Irish Lessons

In New York they celebrate St. Patrick’s Day with a parade, green beer and a lot of shamrocks. In this town, we do things differently. Washington “celebrates” St. Patrick’s Day by entertaining visits from Northern Irish politicians, who troop into town and make the rounds: State Department, Congress, White House, think tanks and, finally, the St. Patrick’s Day party at the Irish Embassy. The ritual played itself out again last week, albeit with a difference from years past: Almost nobody noticed.

And that, as one of the traditional participants pointed out to me, is a good thing. David Trimble, the leader of the largest Northern Irish Protestant party, said he’d mostly been asked polite questions about the “long term” and the views of the next generation. His conclusion: If no one is much bothered anymore by the ins and outs of Irish politics, that is largely because the armed conflict is, for all practical purposes, over.

It isn’t really, of course. Read the British or the Irish press and you’ll see references to the “battered” peace process or the “flagging” peace process, stories of Irish Republican Army beatings and kneecappings, tales of hopelessly complex machinations among Belfast politicians. But Trimble agrees that there have nevertheless been some fundamental changes over the past decade. Some IRA members, while still claiming they are fighting a war for Irish independence, in fact spend much of their time smuggling cigarettes and dealing drugs. Others have morphed into democratic politicians, and now compete in Northern Irish elections. It’s unsavory for someone like Trimble to deal with them, and cigarette smuggling and drug dealing don’t contribute much to the greater social good either. Still, this is preferable to the frequent bloody attacks on innocent people that once characterized the IRA’s “war” on Britain.

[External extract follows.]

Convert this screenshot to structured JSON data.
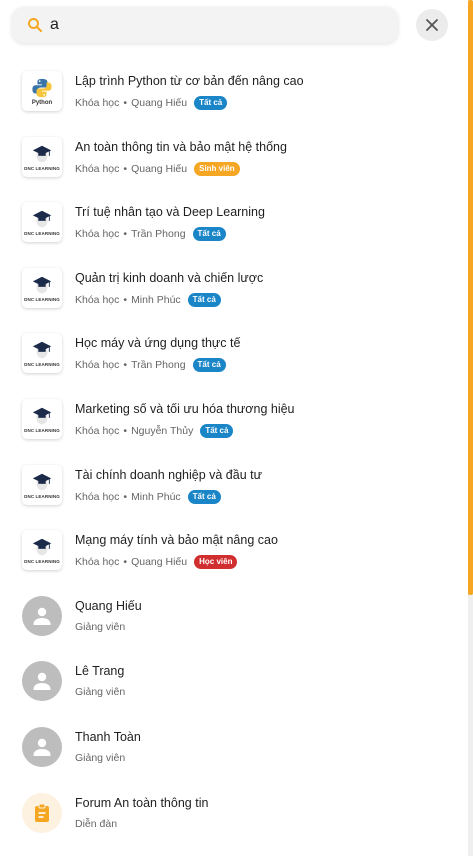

Nor is the IRA unique: Moving to another part of the world, the same phenomenon was on display last weekend in El Salvador. There, two parties that represented in effect the two sides of that country’s old civil war clashed in a bitter, unfriendly but ultimately nonviolent election. The loser, a former FMLN Marxist guerrilla leader who recently congratulated Fidel Castro for imprisoning dissidents, was ungracious, refusing to congratulate the winner of his own country’s election. Nevertheless, he didn’t take to the forests, go underground or set off bombs. That, too, is progress.

Not every terrorist conflict is susceptible to being turned, over time, into a democratic political competition. Al Qaeda supporters who declare “you love life, we love death” when they take credit for bombing attacks are never going to contest elections. In any case there isn’t exactly a forum in which Islamic fundamentalists, hiding in the tribal regions of Pakistan, can compete peacefully against Wall Street, Hollywood, Washington, London and Paris, the forces they say they want to destroy.

At this point, it isn’t clear whether the Israeli-Palestinian conflict will ever be sublimated into politics either. But a “two-state solution” might emerge, either through the (now unlikely) path of negotiation, or a (far more likely) unilateral Israeli withdrawal from Gaza and the West Bank. Assuming that Palestine becomes a viable state at all, democratic competition might be possible there. Hamas, the Palestinian movement that is part charity, part terrorist organization, might be converted into a political party — like the FMLN or the IRA.

I use the word “might” with strong emphasis here, because at the moment none of this seems remotely possible. Still, the hope that it will be possible is, in the end, the only criterion by which to judge last weekend’s assassination of Sheik Ahmed Yassin, the Hamas leader, as well as Israel’s threat to kill more Hamas leaders: Do these actions make Hamas’s transformation more likely? Or do they push that possibility even further into the distant future? I haven’t yet seen evidence that leads to any conclusion but the latter.

Over the next few days, there will be much discussion about the moral rights and wrongs of murdering the Hamas leader. To many Israelis, it must have seemed like justice to kill a man whose followers killed so many Israelis. But in the endgame of the Middle East conflict, if there ever is one, justice isn’t going to be the only cause served. There is no justice in the fact that IRA terrorists are busy smuggling cigarettes either. Nevertheless, it’s good that they do — good, at least, for those who might otherwise be dying from bus bombs. I’d rather Hamas were doing the same.